Blinding of outcome assessment (detection bias)
All outcomes Unclear risk It was not clear who the assessors were, or whether they were blinded.
Incomplete outcome data (attrition bias)
All outcomes Unclear risk Of the 202 patients randomised, 171 patients completed the trial, corresponding to a completion rate of 85%. Withdrawal rates were 11% for patients randomised to receive donepezil and 19% for patients randomised to receive placebo. Data for the primary outcome (ADAS‐Cog/11) were therefore available for 85% of randomised participants (89% donepezil, 81% placebo; Figure 2). The proportions of missing data were similar between groups: 11% donepezil, 19% placebo. In the OC analysis, outcome data were available for 83% of randomised participants (87% donepezil, 80% placebo; Table 4). ITT was defined as randomised, dosed, with at least one outcome post‐randomisation. Results of the ITT‐LOCF analyses differed qualitatively (change scores from baseline to week 12) from that of OC analysis, although both were not statistically significant (Table 4). Discontinuation from the study could be related to participants' health status: of the 11 participants who discontinued from the donepezil group, 2 (18%) had insufficient clinical response (decline/no change in MMSE) and 3 (27%) withdrew consent for undocumented reasons. Of the 20 participants who discontinued from the placebo group, 3 (15%) had adverse events related to the study drug and 9 (45%) withdrew consent for undocumented reasons.

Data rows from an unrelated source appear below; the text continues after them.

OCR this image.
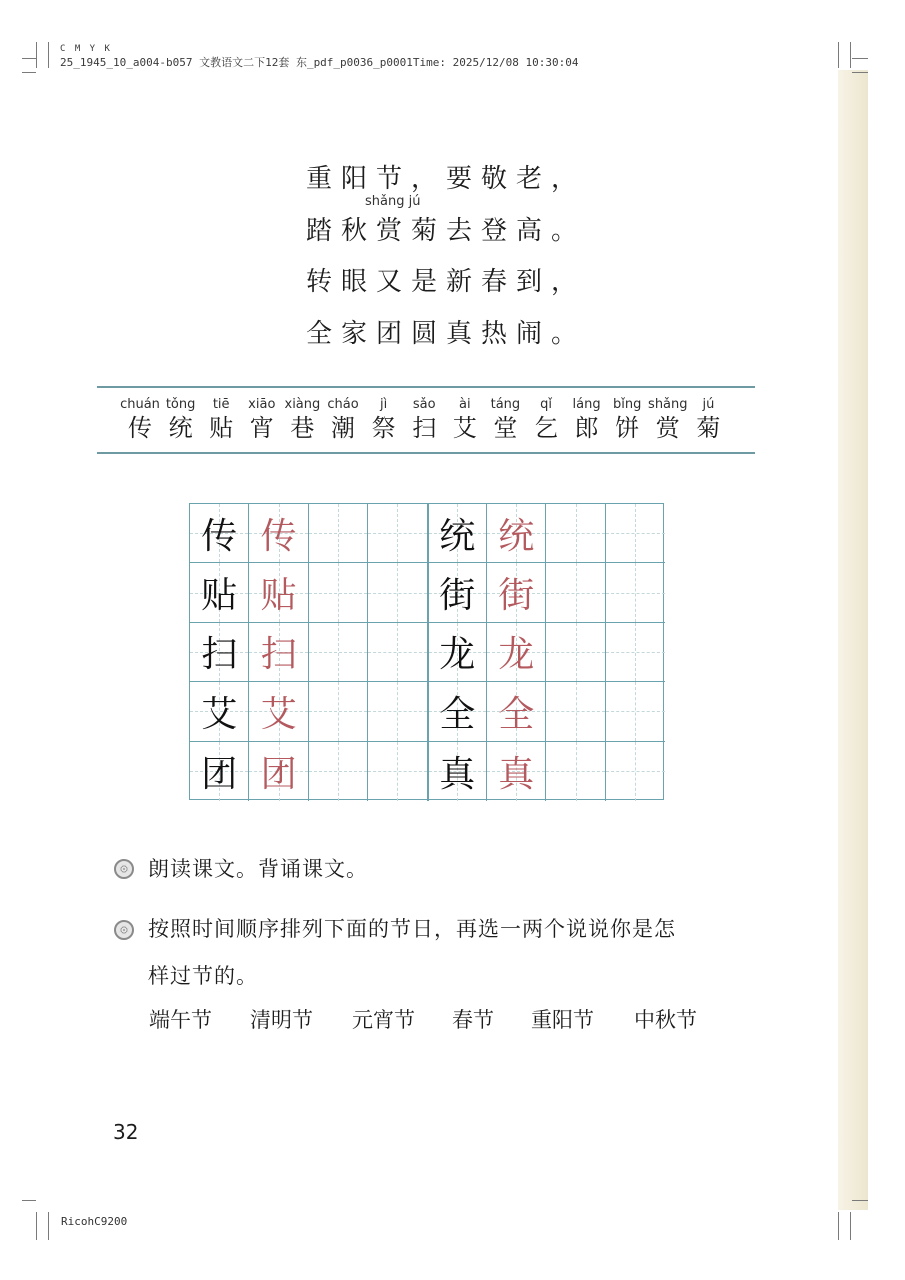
C M Y K
25_1945_10_a004-b057 文教语文二下12套 东_pdf_p0036_p0001Time: 2025/12/08 10:30:04
shǎng jú
重阳节，要敬老，
踏秋赏菊去登高。
转眼又是新春到，
全家团圆真热闹。
chuán
传
tǒng
统
tiē
贴
xiāo
宵
xiàng
巷
cháo
潮
jì
祭
sǎo
扫
ài
艾
táng
堂
qǐ
乞
láng
郎
bǐng
饼
shǎng
赏
jú
菊
传 传	统 统
贴 贴	街 街
扫 扫	龙 龙
艾 艾	全 全
团 团	真 真
朗读课文。背诵课文。
按照时间顺序排列下面的节日，再选一两个说说你是怎
样过节的。
端午节 清明节 元宵节 春节 重阳节 中秋节
32
RicohC9200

Selective reporting (reporting bias) High risk The study's specified outcomes were reported. Both ITT‐LOCF and OC analyses were reported as planned. However, although ADAS‐Cog/11, MMSE, NPI and DAD were measured at weeks 6 and 12 (end of double‐blind phase), only results at week 12 were reported.
Other bias Unclear risk This study was funded by Pfizer Inc., New York, NY, USA and Eisai Inc., Teaneck, NJ, USA.